ODEC Duke Energy Polar Vortex PJM
| Monitoring Analytics

FERC determined that PJM operators told the generators “to do whatever needed to be done to fulfill its Tariff obligation” but “said nothing about when to purchase natural gas, at what price to purchase the gas, how to bid into the market or to take any action beyond that which Duke is otherwise obligated to take under the Tariff: to purchase natural gas to be prepared to run its units.”

The court conceded that “the record may well be subject to other interpretations,” including those preferred by Duke.

“But our task is not to assess whether Duke’s interpretation of the record is fair,” the court said. “Just the opposite: We must accept FERC’s interpretation unless unsupported by substantial evidence. And Duke has given us no basis for believing that a ‘reasonable mind’ would not find the evidence here ‘adequate to support [FERC’s] conclusion.’”

Plan Would Reduce PJM Capacity Curve Through Peak Shaving

By Rory D. Sweeney

PJM hopes to reduce its capacity market demand curve by including peak shaving among the variables used to develop its load forecast.

Andrew Gledhill, senior analyst of resource adequacy planning, explained the proposal at a meeting last week of the Summer Only Demand Response Senior Task Force (SODRSTF). It has the potential to reduce reliability requirements — and subsequently the variable resource requirement demand curve — by hundreds of megawatts.

PJM would start by adjusting historical loads back to 1998 through a formula that assumes perfect previous curtailment compliance. The program would be assumed to have been enacted every time a predetermined temperature-humidity index (THI) threshold was reached. THI has a strong correlation with loss-of-load expectation, the RTO said.

Each event would have been six hours from 1 to 7 p.m. on a non-holiday weekday.

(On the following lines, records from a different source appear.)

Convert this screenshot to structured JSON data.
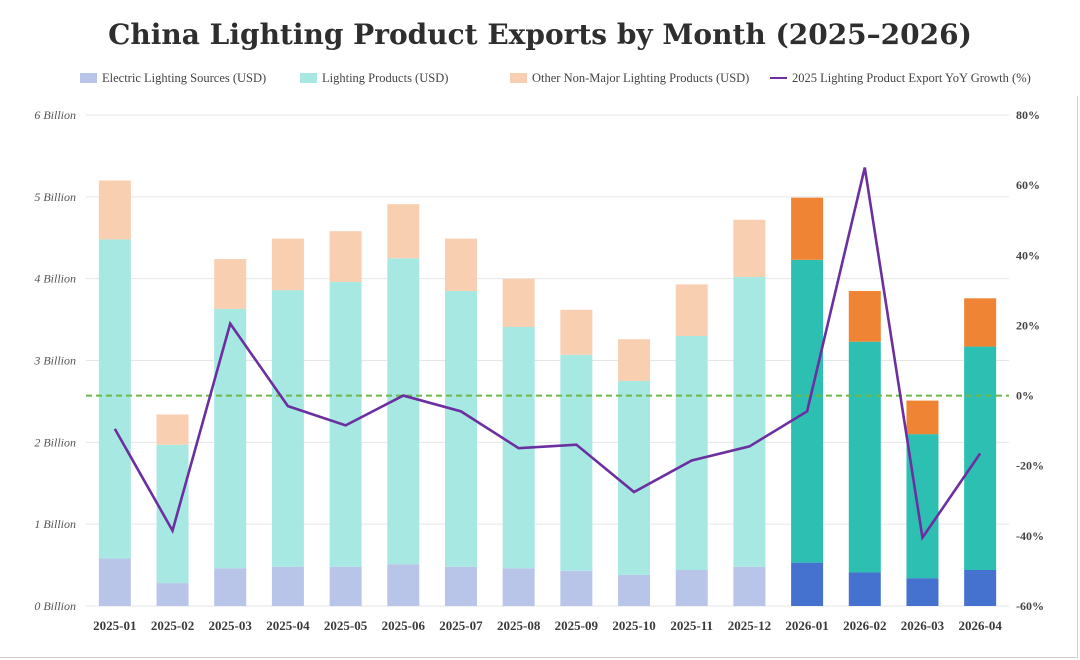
{
  "chart_data": {
    "type": "bar",
    "title": "China Lighting Product Exports by Month (2025–2026)",
    "categories": [
      "2025-01",
      "2025-02",
      "2025-03",
      "2025-04",
      "2025-05",
      "2025-06",
      "2025-07",
      "2025-08",
      "2025-09",
      "2025-10",
      "2025-11",
      "2025-12",
      "2026-01",
      "2026-02",
      "2026-03",
      "2026-04"
    ],
    "stacked": true,
    "series": [
      {
        "name": "Electric Lighting Sources (USD)",
        "kind": "bar",
        "axis": "left",
        "values": [
          0.58,
          0.28,
          0.46,
          0.48,
          0.48,
          0.51,
          0.48,
          0.46,
          0.43,
          0.38,
          0.44,
          0.48,
          0.53,
          0.41,
          0.34,
          0.44
        ],
        "color": "#b8c5e9",
        "color_highlight": "#4672cf"
      },
      {
        "name": "Lighting Products (USD)",
        "kind": "bar",
        "axis": "left",
        "values": [
          3.9,
          1.69,
          3.17,
          3.38,
          3.48,
          3.74,
          3.37,
          2.95,
          2.64,
          2.37,
          2.86,
          3.54,
          3.7,
          2.82,
          1.76,
          2.73
        ],
        "color": "#a8e8e2",
        "color_highlight": "#2ebfb3"
      },
      {
        "name": "Other Non-Major Lighting Products (USD)",
        "kind": "bar",
        "axis": "left",
        "values": [
          0.72,
          0.37,
          0.61,
          0.63,
          0.62,
          0.66,
          0.64,
          0.59,
          0.55,
          0.51,
          0.63,
          0.7,
          0.76,
          0.62,
          0.41,
          0.59
        ],
        "color": "#f8cfb1",
        "color_highlight": "#ef8434"
      },
      {
        "name": "2025 Lighting Product Export YoY Growth (%)",
        "kind": "line",
        "axis": "right",
        "values": [
          -9.5,
          -38.5,
          20.5,
          -3.0,
          -8.5,
          0.0,
          -4.5,
          -15.0,
          -14.0,
          -27.5,
          -18.5,
          -14.5,
          -4.5,
          65.0,
          -40.5,
          -16.5
        ],
        "color": "#6b2fa0"
      }
    ],
    "highlight_categories": [
      "2026-01",
      "2026-02",
      "2026-03",
      "2026-04"
    ],
    "ylim": [
      0,
      6
    ],
    "yticks": [
      0,
      1,
      2,
      3,
      4,
      5,
      6
    ],
    "ytick_labels": [
      "0 Billion",
      "1 Billion",
      "2 Billion",
      "3 Billion",
      "4 Billion",
      "5 Billion",
      "6 Billion"
    ],
    "y2lim": [
      -60,
      80
    ],
    "y2ticks": [
      -60,
      -40,
      -20,
      0,
      20,
      40,
      60,
      80
    ],
    "y2tick_labels": [
      "-60%",
      "-40%",
      "-20%",
      "0%",
      "20%",
      "40%",
      "60%",
      "80%"
    ],
    "reference_line": {
      "axis": "right",
      "value": 0,
      "style": "dashed",
      "color": "#6fb84a"
    },
    "grid": true,
    "legend_position": "top"
  }
}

The events would have occurred any time between May and October, but “we don’t have a lot of high-THI events that occur in May, September and October, so … these are most likely to occur in June, July and August,” which account for the six highest load hours in the RTO, Gledhill said.

Adjusting the Model

The current method identifies the gross load for a delivery year and regresses for the forecast based on variables, including economic, weather and end-use changes.

“But there’s no variable in there for peak shaving,” Gledhill explained, so it would have been included only by reducing the gross load.

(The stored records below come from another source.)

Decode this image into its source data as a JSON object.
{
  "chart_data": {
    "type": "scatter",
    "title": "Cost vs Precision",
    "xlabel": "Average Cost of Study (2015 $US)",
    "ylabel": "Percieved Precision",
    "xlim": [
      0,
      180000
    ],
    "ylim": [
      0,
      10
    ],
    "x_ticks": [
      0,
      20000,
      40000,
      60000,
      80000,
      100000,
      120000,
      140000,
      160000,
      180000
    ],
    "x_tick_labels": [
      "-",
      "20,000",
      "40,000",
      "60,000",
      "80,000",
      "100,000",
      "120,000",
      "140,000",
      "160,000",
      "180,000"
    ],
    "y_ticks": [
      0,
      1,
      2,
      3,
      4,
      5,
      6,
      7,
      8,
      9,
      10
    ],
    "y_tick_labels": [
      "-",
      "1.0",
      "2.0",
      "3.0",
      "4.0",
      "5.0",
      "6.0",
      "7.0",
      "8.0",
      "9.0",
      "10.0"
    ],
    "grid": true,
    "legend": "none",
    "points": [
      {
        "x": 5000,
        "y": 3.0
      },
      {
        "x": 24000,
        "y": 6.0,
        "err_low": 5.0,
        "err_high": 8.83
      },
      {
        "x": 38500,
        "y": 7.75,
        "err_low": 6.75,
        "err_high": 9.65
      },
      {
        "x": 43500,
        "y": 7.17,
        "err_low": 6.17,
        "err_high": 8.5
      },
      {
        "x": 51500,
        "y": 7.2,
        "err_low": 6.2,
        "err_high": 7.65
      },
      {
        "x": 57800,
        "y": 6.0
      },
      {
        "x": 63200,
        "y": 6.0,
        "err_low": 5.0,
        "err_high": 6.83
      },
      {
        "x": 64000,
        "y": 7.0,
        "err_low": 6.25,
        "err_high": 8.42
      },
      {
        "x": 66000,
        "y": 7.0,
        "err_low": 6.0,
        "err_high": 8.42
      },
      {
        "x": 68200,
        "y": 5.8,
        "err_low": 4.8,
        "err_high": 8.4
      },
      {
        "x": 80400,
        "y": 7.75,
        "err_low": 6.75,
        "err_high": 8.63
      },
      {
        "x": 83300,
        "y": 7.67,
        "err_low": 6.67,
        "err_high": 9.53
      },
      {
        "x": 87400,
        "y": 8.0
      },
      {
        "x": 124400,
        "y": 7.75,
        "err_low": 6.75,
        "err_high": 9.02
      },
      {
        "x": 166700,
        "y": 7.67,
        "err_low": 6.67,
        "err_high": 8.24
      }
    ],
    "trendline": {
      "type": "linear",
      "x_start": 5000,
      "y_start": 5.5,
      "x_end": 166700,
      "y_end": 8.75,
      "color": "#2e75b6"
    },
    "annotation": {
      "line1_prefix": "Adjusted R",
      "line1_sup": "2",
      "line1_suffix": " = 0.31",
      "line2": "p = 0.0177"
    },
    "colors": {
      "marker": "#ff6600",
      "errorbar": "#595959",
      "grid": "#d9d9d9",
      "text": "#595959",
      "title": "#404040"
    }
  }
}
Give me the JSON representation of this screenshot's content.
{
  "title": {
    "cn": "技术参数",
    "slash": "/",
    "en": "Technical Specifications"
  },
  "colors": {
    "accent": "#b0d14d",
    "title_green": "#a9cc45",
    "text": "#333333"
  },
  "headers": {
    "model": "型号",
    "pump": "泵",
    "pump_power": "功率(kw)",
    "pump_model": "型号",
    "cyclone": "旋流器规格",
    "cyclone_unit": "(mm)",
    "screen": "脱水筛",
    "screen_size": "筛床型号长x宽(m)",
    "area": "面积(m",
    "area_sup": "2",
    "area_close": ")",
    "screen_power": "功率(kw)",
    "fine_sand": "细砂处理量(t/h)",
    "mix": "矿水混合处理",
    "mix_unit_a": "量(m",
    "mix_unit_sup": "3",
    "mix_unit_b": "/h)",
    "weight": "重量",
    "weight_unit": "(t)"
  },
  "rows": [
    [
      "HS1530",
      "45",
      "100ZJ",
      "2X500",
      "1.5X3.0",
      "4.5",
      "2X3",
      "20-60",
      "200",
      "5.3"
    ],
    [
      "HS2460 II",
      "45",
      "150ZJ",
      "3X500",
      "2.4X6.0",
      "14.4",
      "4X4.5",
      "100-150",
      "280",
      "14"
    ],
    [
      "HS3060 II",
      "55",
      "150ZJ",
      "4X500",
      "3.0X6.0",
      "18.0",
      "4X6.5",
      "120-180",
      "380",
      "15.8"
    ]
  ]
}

pjm load forecast peak shaving
| An example from PJM of the potential impact to the VRR curve in ATSI’s transmission zone.

Some stakeholders voiced concerns that requiring commitments to last six hours was a high bar that would reduce offerings into capacity auctions, but others urged them to take a holistic view.

“We have to look at what PJM’s need is, not simply what the easiest program or the most customer-friendly program would be,” GT Power Group’s Dave Pratzon said.

Staff said the six-hour time frame is intentional because it mitigates peak shifting. They noted that the curtailments have already been factored into forecasts. PJM would only be looking for compliance, but these would not be RTO programs.

“The load forecast has already reflected the benefit of reduction of load when THI trigger is hit,” PJM’s Tom Falin said. “The intent of this is to improve the load forecast. … We’ve already assumed a certain amount of behavior, so it has to continue in the future, so the forecast can remain consistent.”

Impact

PJM’s analysis showed that only a percentage of the cumulative peak shaving would impact the load forecast because of the peak simply shifting to another hour. For most transmission zones, the impact shrinks as the amount of shaving increases, staff found. For example, 100% of the megawatts in a 2% shave would impact the forecast in the Penelec zone, but less than 40% of the megawatts in a 10% shave would impact the forecast in East Kentucky Power Cooperative’s zone.

pjm load forecast peak shaving
| This graph from PJM shows how much of an impact on the load forecast in different transmission zone varying percentages of peak shaving would have.

It would have even less of an impact on the reliability requirement, though it would still be significant. PJM found that, given a 6% peak shave, the reliability requirement would be reduced by anywhere from 30 to 85% of the shaved megawatts.